Arkansas High Court Issues Stay For 1 Inmate Scheduled To Die Thursday

Danny Woods
April 20, 2017

Yet the state took great pains to not identify any "manufacturer, supplier or distributor" involved in the executions, Jorgensen said.

(Sherry Simon via AP). On Tuesday, a state judge denied a motion from Lee's lawyers for DNA testing.

Check back with Arkansas Online for updates on this developing story and read Thursday's Arkansas Democrat-Gazette for full details. People gather at a rally opposing the state's upcoming executions, on the front steps of Arkansas' Capitol, Friday, April 14, 2017, in Little Rock, Ark.

Follow Sean Murphy at and Kelly P. Kissel at

In another case, Baker canceled an April 18 hearing in which the lawyers for Marcel Williams, who is scheduled to be executed April 24, meant to argue that because of his obesity, Arkansas' lethal injection protocol is not likely to kill him and could cause organ damage.

Lee was convicted in the 1993 killing of his neighbor Debra Reese. "Lee and identify the real perpetrator of the crime".

After the executions were halted, Bishop Anthony Taylor of Little Rock said, "I would like to thank everyone who has prayed and worked so hard to prevent these scheduled executions from taking place".

The stay for Johnson stemmed from a bid to have an evidentiary hearing related to his request for DNA testing to prove his innocence.

LITTLE ROCK, Ark. (AP) - Two Arkansas inmates set to die this week in a double execution filed more legal challenges Wednesday, but so far the pair is hitting roadblocks as a judge weighs a new attempt to prevent the state from using one of its lethal injection drugs in what would be the state's first executions in almost a dozen years. Meaning if current appeals and court proceedings s are pushed into May, Arkansas won't be able to carry out the executions with the drugs it has on hand. An appeal of Johnson's stay of execution was undecided, Deere said.

More news: Facebook Spaces for Oculus VR launches today

A spokesman for Arkansas Attorney General Leslie Rutledge said the state is reviewing its options regarding Johnson's case. The company is demanding that the drug either be returned or impounded.

Gray sided with McKesson Corp., which had argued that it sold Arkansas the drug for medical use, not executions, and that it would suffer harm financially and to its reputation if the executions were carried out.

In decades past, conservatives on the U.S. Supreme Court have been the prime defenders and enablers of capital punishment since it was reinstated in 1976.

The state supreme court also halted the execution of one of the inmates, Bruce Ward.

Arkansas Gov. Asa Hutchinson characterized the attorneys' arguments as a last-ditch attempt to spare the inmates' lives.

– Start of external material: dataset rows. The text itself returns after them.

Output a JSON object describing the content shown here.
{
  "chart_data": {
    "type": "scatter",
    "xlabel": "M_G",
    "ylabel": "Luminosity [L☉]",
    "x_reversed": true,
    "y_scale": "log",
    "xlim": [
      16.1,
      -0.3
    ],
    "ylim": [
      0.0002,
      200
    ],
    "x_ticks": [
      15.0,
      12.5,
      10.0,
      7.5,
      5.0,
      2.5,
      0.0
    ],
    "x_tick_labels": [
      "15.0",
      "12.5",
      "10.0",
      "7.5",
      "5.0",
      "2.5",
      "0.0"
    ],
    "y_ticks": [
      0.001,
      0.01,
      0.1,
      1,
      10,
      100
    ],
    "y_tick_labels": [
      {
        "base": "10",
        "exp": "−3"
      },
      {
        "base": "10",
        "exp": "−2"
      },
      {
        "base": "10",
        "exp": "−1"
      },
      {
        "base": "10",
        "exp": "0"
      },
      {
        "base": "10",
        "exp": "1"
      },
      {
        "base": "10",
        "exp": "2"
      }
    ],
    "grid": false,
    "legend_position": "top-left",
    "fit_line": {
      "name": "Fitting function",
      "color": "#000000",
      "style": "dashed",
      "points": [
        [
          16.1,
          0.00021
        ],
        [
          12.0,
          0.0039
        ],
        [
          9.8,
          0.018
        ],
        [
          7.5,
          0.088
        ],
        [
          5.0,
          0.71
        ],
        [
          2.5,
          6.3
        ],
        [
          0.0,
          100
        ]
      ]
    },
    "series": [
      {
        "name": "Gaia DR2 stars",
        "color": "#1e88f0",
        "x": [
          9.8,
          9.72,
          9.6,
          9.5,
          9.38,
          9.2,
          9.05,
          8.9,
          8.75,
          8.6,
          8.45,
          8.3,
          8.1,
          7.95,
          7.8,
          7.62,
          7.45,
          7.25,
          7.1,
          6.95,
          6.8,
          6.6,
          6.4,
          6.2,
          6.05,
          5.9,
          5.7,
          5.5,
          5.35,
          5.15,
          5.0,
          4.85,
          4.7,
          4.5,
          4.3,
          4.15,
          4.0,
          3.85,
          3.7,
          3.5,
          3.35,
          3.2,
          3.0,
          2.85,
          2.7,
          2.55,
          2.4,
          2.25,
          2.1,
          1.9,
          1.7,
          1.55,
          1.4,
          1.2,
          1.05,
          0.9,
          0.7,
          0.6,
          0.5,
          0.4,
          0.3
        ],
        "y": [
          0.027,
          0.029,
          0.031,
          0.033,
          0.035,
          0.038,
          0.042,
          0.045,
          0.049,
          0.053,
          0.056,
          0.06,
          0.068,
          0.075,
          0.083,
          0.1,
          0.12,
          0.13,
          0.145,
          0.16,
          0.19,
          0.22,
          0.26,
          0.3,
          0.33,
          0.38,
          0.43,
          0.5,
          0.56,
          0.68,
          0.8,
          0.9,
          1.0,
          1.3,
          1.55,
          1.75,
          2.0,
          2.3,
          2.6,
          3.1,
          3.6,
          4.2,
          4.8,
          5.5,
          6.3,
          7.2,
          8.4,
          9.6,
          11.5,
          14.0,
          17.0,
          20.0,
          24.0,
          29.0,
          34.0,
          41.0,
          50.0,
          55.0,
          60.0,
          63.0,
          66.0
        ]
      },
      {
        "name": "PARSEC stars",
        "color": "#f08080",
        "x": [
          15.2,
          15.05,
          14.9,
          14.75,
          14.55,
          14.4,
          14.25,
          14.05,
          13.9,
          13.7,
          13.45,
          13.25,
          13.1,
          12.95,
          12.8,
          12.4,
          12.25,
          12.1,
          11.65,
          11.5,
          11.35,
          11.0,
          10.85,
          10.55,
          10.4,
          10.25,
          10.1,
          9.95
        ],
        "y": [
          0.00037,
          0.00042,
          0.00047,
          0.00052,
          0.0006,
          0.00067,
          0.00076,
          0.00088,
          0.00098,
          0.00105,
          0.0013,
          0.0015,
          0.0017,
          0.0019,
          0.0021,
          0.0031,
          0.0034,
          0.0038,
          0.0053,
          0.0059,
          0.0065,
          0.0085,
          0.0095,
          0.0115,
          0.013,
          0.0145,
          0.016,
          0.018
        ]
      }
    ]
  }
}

Another inmate, Ledell Lee, was scheduled for execution Thursday night and has a similar request pending for more DNA testing, though a Pulaski County judge ruled against him Tuesday. He is also serving prison time for the rapes of a woman and teen from Jacksonville. Last month, the eight prisoners filed a lawsuit in which they called the state's rush to kill them "reckless and unconstitutional". Earlier Tuesday, the judge ordered that Lee receive a psychological evaluation Wednesday. (And if you haven't seen them, you simply must watch the documentaries: 1996's "Paradise Lost: The Child Murders at Robin Hood Hills", 2000's "Paradise Lost 2: Revelations", 2011's "Paradise Lost 3: Purgatory" and 2012's "West of Memphis.") One of the three teenagers wrongfully convicted in 1994 of a 1993 triple murder, Damien Echols, returned Friday to Arkansas along with actor Johnny Depp to protest the state's plan. This has created a shortage that has led USA prisons to turn to risky experimentation, as was in the case in 2014, when Dennis McGuire, an OH inmate on death row, was injected with a never-before-used drug cocktail.

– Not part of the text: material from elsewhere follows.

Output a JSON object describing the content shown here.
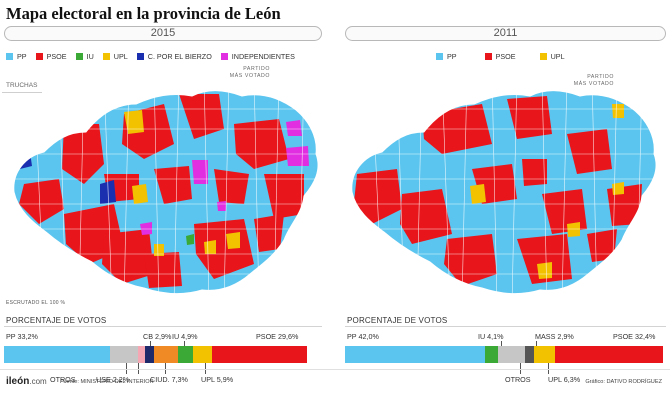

However, Baker's decision was appealed by the state and was overturned Monday by the U.S. Court of Appeals for the Eighth Circuit. It capped a chaotic day of legal wrangling to clear the obstacles Arkansas faced to carrying out its first executions since 2005. The state can ask the Arkansas Supreme Court to reconsider its decision or appeal to the U.S. Supreme Court, which on Monday opted not to vacate a separate stay involving inmate Davis.

Rosenzweig also represents two other inmates scheduled to die this month — Jack Jones and Kenneth Williams.